Etrange ambiance que celle qui régnait sur le plateau d'On n'est pas couché ce samedi 16 avril... Laurent Ruquier recevait le chanteur Gérald de Palmas pour l'album La Beauté du geste, le comédien et réalisateur Manu Payet pour le film Tout pour être heureux, mais aussi Julien Boisselier et Chloé Lambert, venus présenter la pièce La Médiation (actuellement au théâtre de Poche-Montparnasse).
En plateau, le réalisateur François Ruffin venait évoquer son documentaire Merci Patron! sorti dans les salles au mois de février, qui a rencontré un joli succès. Ce film est tout simplement la matrice, le film référence, qui a donné naissance au mouvement Nuit debout, lequel prend ses quartiers chaque nuit sur la place de la République, à Paris, depuis plusieurs semaines. Sauf que François Ruffin est visiblement venu accompagné de quelques soutiens dans le public. Des personnes qui se sont vraisemblablement inscrites comme n'importe quel spectateur souhaitant assister à l'émission, à l'annonce de la venue de leur représentant.

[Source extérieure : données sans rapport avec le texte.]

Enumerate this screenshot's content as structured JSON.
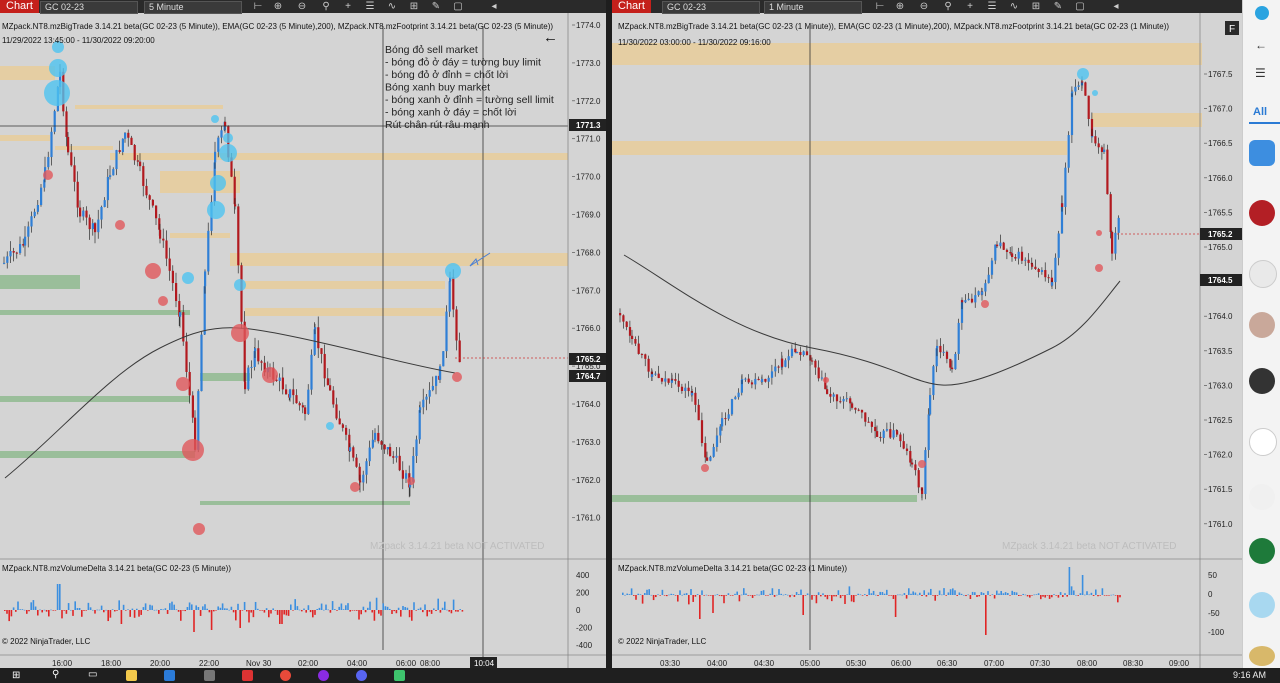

Or, l'invité politique de la semaine n'était autre que Pierre Gattaz, président du MEDEF, le syndicat des patrons... Une coïncidence presque trop belle. Les militants de Nuit debout - qui d'abord tenté d'envahir le plateau affublés de masques à l'effigie de Nicolas Sarkozy ou autre Patrick Balkany - n'ont pas boudé leur plaisir. Ni manqué de siffler ou huer Gattaz à la moindre de ses interventions, quelle que soit la qualité de ces dernières. Les applaudissements étaient, quant à eux, réservés aux remarques de Léa Salamé et Yann Moix, lorsqu'ils se montraient coriaces à l'égard de l'invité, emblème ultime du patronnat français. Les rires, quant à eux, fusaient lorsque Pierre Gattaz utilisait un peu trop la langue de bois.
Je vous en supplie, laissez cette émission se dérouler le plus normalement possible
Si, d'ordinaire, le public d'On n'est pas couché est plutôt encouragé à réagir, ce lynchage ne pouvait se poursuivre. Une dizaine de minutes après l'arrivée de l'invité politique, Laurent Ruquier a recadré les spectateurs, et plus particulièrement les quelques dizaines de militants de Nuit debout qui se faisaient entendre : "On ne pourra pas continuer le débat si vous ne laissez pas parler. Je voudrais parler aux jeunes qui sont ici ce soir, et qui font partie du mouvement Nuit debout. Y'a pas tant d'émissions que ça où le débat est possible et où on invite des gens aussi opposés que l'on a ce soir. Si vous pouviez au moins reconnaître à notre émission le fait d'organiser ça et qu'un débat puisse avoir lieu, laissez-le faire dans de bonnes conditions. Après, je comprendrais que Monsieur Gattaz ne souhaite pas rester et ça serait peine perdue", s'est agacé Laurent Ruquier dans un premier temps.
Il poursuit : "Il a eu la gentillesse de respecter notre invitation et ne s'est pas défilé quand il a vu le nom de François Ruffin sur la liste des invités. Quand vous êtes intervenus au début, je n'ai rien dit. Maintenant, je vous en supplie, laissez cette émission se dérouler le plus normalement possible, en n'intervenant pas à chaque fois que Monsieur Gattaz va parler. François Ruffin, Yann Moix, Léa Salamé et moi aussi, nous serons là pour le contredire. Si on est tous d'accord là-dessus, l'émission pourra continuer. Autrement, nous ne pourrons pas poursuivre", a recommandé l'animateur.
A l'issue de l'émission, le mouvement Nuit debout s'est exprimé sur Twitter, déplorant que la "quarantaine d'activistes" a finalement été "expulsée du plateau" par la sécurité. Leurs cartes d'identité auraient été saisies pour être photocopiées. "A Pierre Gattaz et l'équipe de On n'est pas couché, les citoyen(ne)s de Nuit debout demandent de cesser ces tentatives d'intimidation, et rappellent qu'un peu d'humour et de liberté d'expression à l'heure actuelle est plus que nécessaire !", a conclu le mouvement sur son compte officiel.
Les activistes n'ont vraisemblablement pas prémédité leur coup puisque chaque semaine, le nom de l'invité politique est gardé secret jusqu'à quelques minutes avant le tournage de l'émission afin d'éviter la présence de militants pro ou anti, et de préserver l'objectivité du public de l'émission.